Apache web server treats two identical files differently - specifically all the images break on one of them

Quick description: I have a home network with a Linux box running an Apache server, and a Windows 10 box without a web server. both machines have similar directory structures for .html files and images, etc. When I display a page (any page) via the server it/they work fine. When I display identical pages on the Windows machine directly through its browser they work fine. But, when I display the Windows’ page through the web server (details below), all of the images break. There are no error messages in the console.

Some background: I usually create my html on the Windows machine, just using the local browser for verification, and then move it to my …/public_html directory when ready. But, I recently started dabbling in .php and that doesn’t work without a server. I have the Linux directory shared on the Windows machine, and have been working the php stuff directly from the Linux directory, but I really don’t like mucking up my “production” environment with development crap. That, and some other ideas I was working with got me to looking into alternative solutions. After reading the documentation for installing an Apache server on the Windows machine, I really didn’t want that kind of pain, so I came up with this idea, instead.

Details: I have shared the Windows html directory and mounted it on Linux as /var/www/html/windows*. (I have no idea if this is good practice, and am not really concerned, since this is all in-house, personal use.) It works. I can point to the .php files on the Windows directory, and they work just fine. However, none of the images display. There are no error messages in the console. I can “see” all of the image files in the Linux directory, and they have rwxr-xr-x permissions. I have no idea how to even begin a search on the techie websites, and am not inclined to do so anyway, since this is my own personal use, not work related, and I’m really more interested in what is (not) going on here, rather than being scolded for not using best practices.

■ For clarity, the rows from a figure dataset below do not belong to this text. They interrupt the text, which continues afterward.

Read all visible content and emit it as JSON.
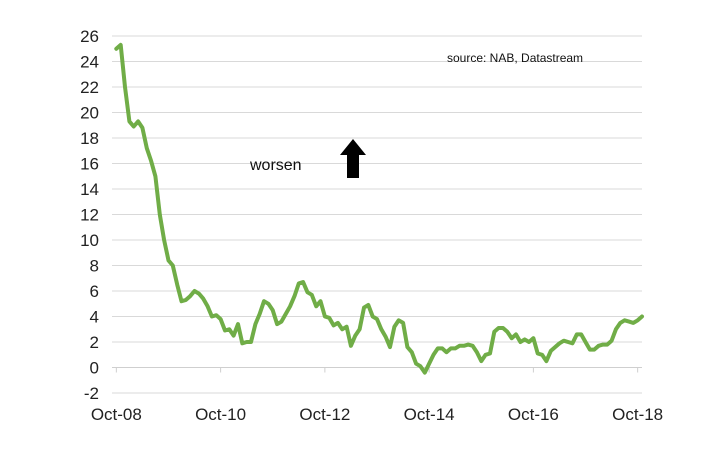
{
  "chart_data": {
    "type": "line",
    "title": "",
    "xlabel": "",
    "ylabel": "",
    "x_tick_labels": [
      "Oct-08",
      "Oct-10",
      "Oct-12",
      "Oct-14",
      "Oct-16",
      "Oct-18"
    ],
    "x_tick_dates": [
      "2008-10",
      "2010-10",
      "2012-10",
      "2014-10",
      "2016-10",
      "2018-10"
    ],
    "y_ticks": [
      -2,
      0,
      2,
      4,
      6,
      8,
      10,
      12,
      14,
      16,
      18,
      20,
      22,
      24,
      26
    ],
    "ylim": [
      -2,
      26
    ],
    "xlim": [
      "2008-09",
      "2018-11"
    ],
    "grid": true,
    "series": [
      {
        "color": "#70ad47",
        "x": [
          "2008-10",
          "2008-11",
          "2008-12",
          "2009-01",
          "2009-02",
          "2009-03",
          "2009-04",
          "2009-05",
          "2009-06",
          "2009-07",
          "2009-08",
          "2009-09",
          "2009-10",
          "2009-11",
          "2009-12",
          "2010-01",
          "2010-02",
          "2010-03",
          "2010-04",
          "2010-05",
          "2010-06",
          "2010-07",
          "2010-08",
          "2010-09",
          "2010-10",
          "2010-11",
          "2010-12",
          "2011-01",
          "2011-02",
          "2011-03",
          "2011-04",
          "2011-05",
          "2011-06",
          "2011-07",
          "2011-08",
          "2011-09",
          "2011-10",
          "2011-11",
          "2011-12",
          "2012-01",
          "2012-02",
          "2012-03",
          "2012-04",
          "2012-05",
          "2012-06",
          "2012-07",
          "2012-08",
          "2012-09",
          "2012-10",
          "2012-11",
          "2012-12",
          "2013-01",
          "2013-02",
          "2013-03",
          "2013-04",
          "2013-05",
          "2013-06",
          "2013-07",
          "2013-08",
          "2013-09",
          "2013-10",
          "2013-11",
          "2013-12",
          "2014-01",
          "2014-02",
          "2014-03",
          "2014-04",
          "2014-05",
          "2014-06",
          "2014-07",
          "2014-08",
          "2014-09",
          "2014-10",
          "2014-11",
          "2014-12",
          "2015-01",
          "2015-02",
          "2015-03",
          "2015-04",
          "2015-05",
          "2015-06",
          "2015-07",
          "2015-08",
          "2015-09",
          "2015-10",
          "2015-11",
          "2015-12",
          "2016-01",
          "2016-02",
          "2016-03",
          "2016-04",
          "2016-05",
          "2016-06",
          "2016-07",
          "2016-08",
          "2016-09",
          "2016-10",
          "2016-11",
          "2016-12",
          "2017-01",
          "2017-02",
          "2017-03",
          "2017-04",
          "2017-05",
          "2017-06",
          "2017-07",
          "2017-08",
          "2017-09",
          "2017-10",
          "2017-11",
          "2017-12",
          "2018-01",
          "2018-02",
          "2018-03",
          "2018-04",
          "2018-05",
          "2018-06",
          "2018-07",
          "2018-08",
          "2018-09",
          "2018-10",
          "2018-11"
        ],
        "values": [
          25.0,
          25.3,
          22.0,
          19.3,
          18.9,
          19.3,
          18.8,
          17.2,
          16.2,
          15.0,
          12.0,
          10.0,
          8.4,
          8.0,
          6.5,
          5.2,
          5.3,
          5.6,
          6.0,
          5.8,
          5.4,
          4.8,
          4.0,
          4.1,
          3.8,
          2.9,
          3.0,
          2.5,
          3.4,
          1.9,
          2.0,
          2.0,
          3.4,
          4.2,
          5.2,
          5.0,
          4.5,
          3.4,
          3.6,
          4.2,
          4.8,
          5.6,
          6.6,
          6.7,
          5.9,
          5.7,
          4.8,
          5.2,
          4.0,
          3.9,
          3.3,
          3.5,
          3.0,
          3.2,
          1.7,
          2.5,
          3.0,
          4.7,
          4.9,
          4.0,
          3.8,
          3.0,
          2.4,
          1.6,
          3.2,
          3.7,
          3.5,
          1.6,
          1.2,
          0.3,
          0.1,
          -0.4,
          0.3,
          1.0,
          1.5,
          1.5,
          1.2,
          1.5,
          1.5,
          1.7,
          1.7,
          1.8,
          1.7,
          1.2,
          0.5,
          1.0,
          1.1,
          2.8,
          3.1,
          3.1,
          2.8,
          2.3,
          2.6,
          2.0,
          2.2,
          2.0,
          2.3,
          1.1,
          1.0,
          0.5,
          1.3,
          1.6,
          1.9,
          2.1,
          2.0,
          1.9,
          2.6,
          2.6,
          2.0,
          1.4,
          1.4,
          1.7,
          1.8,
          1.8,
          2.1,
          3.0,
          3.5,
          3.7,
          3.6,
          3.5,
          3.7,
          4.0
        ]
      }
    ],
    "annotations": {
      "direction_label": "worsen",
      "direction_arrow": "up-arrow",
      "source": "source:  NAB, Datastream"
    }
  }
}
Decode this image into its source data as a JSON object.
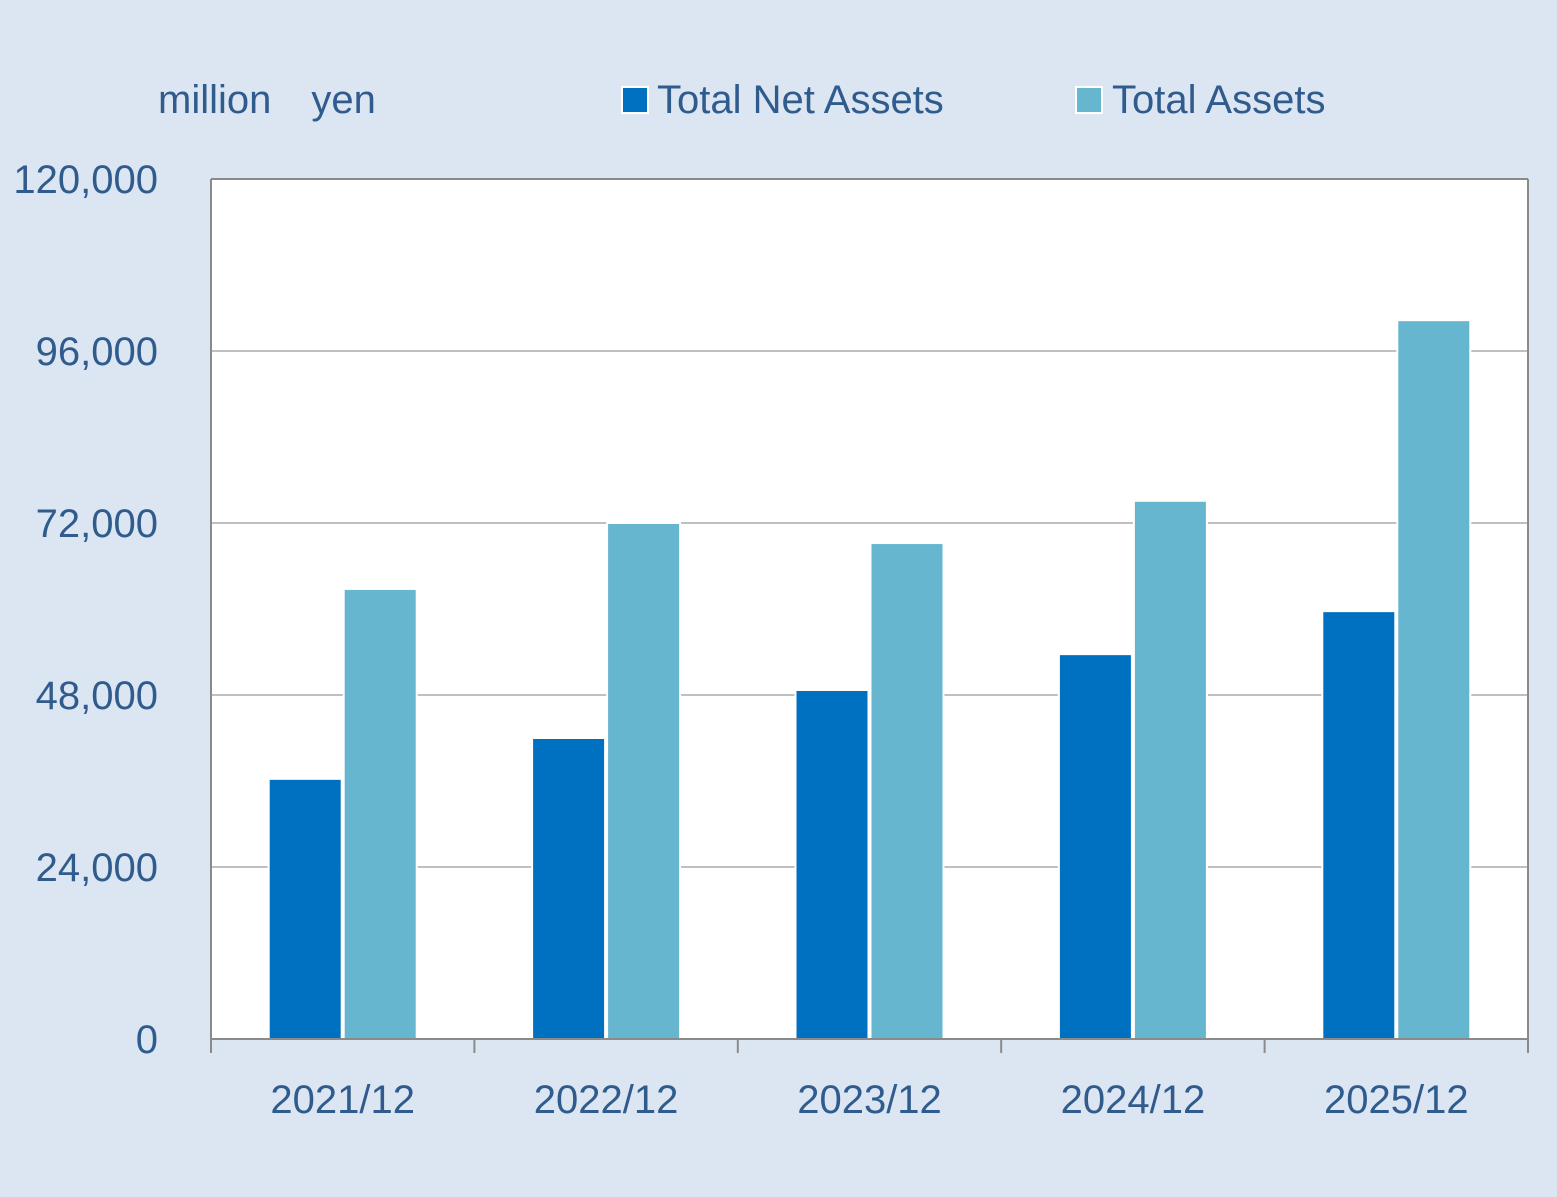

  • for what it is worth, I chose to mount it under /var/www/html rather than …/public_html because the …/public_html is part of the directory shared to Windows, and I wasn’t sure how that kind of circular referencing would work (or not work.)

More background, in case you’re interested. I was an applications programmer for 25 years (mostly main-frame, but some Unix and Windows NT, with enough web development in the later years to know basic html and javascript to do my job. I was by no means a web developer. But I have been retired for 17 years, so most of that is old technology. Now, I keep myself entertained with my own suite of in-house (literally) applications, which I am constantly dickering with.

So I am throwing this out there for anyone who likes to solve problems. Thanks in advance for any light you can shed on this.

Is the Windows directory mounted as a Samba mount? If so you may need to disable the ‘sendfile’ support by setting

EnableSendfile Off

in your Apache configuration. (Sendfile uses a kernel feature to send the contents of a file over a network socket without Apache having to read the file. But it doesn’t work on Samba mounts.)

edit: you might also need

EnableMMAP off

This is probably too basic since it sounds like you are pretty knowledgeable, but Microsoft has no issues with letter case when it comes to linked images, whereas Linux does. So if the HMTL file calls for ‘imageone.jpg’ but the actual image is ‘imageOne.jpg’ the file will show up fine on a Windows box but will break in Linux.

  1. Check your browser’s developer tools to see exactly what paths are being requested and failing.

  2. Check the server’s access/error logs to see what requests the server is receiving and why it can’t serve them.

It may be that the paths in your HTML are absolute instead of relative, and that’s causing the failures with the files located in a folder instead of at the server root level.

@ctnguy got it in one! Woo Hoo! Neither of those settings were in the .conf. The Apache doco said the EnableSendFile default was Off, but just to be sure I added
<Directory /var/www/html/windows/>
EnableSendFile Off
EnableMMap Off
</Directory>
to the file and restarted the service. That fixed it.

I am almost embarrassed to admit that I had totally spaced on looking in the Apache error.log, but turns out it wouldn’t have made a difference, because there were no error entries. However, the access.log had a GET message for each of the files accessed, and the return code was 200 for all of them, so they were successfully retrieved, just mangled in the process.

This is the kind of arcane sh*t that makes me very happy I no longer do this for a living. I would be old and gray before I had stumbled on this solution on my own. Oh, wait…

I am old and gray. Ha!

Big Thank You to @ctnguy, and to the others who offered help.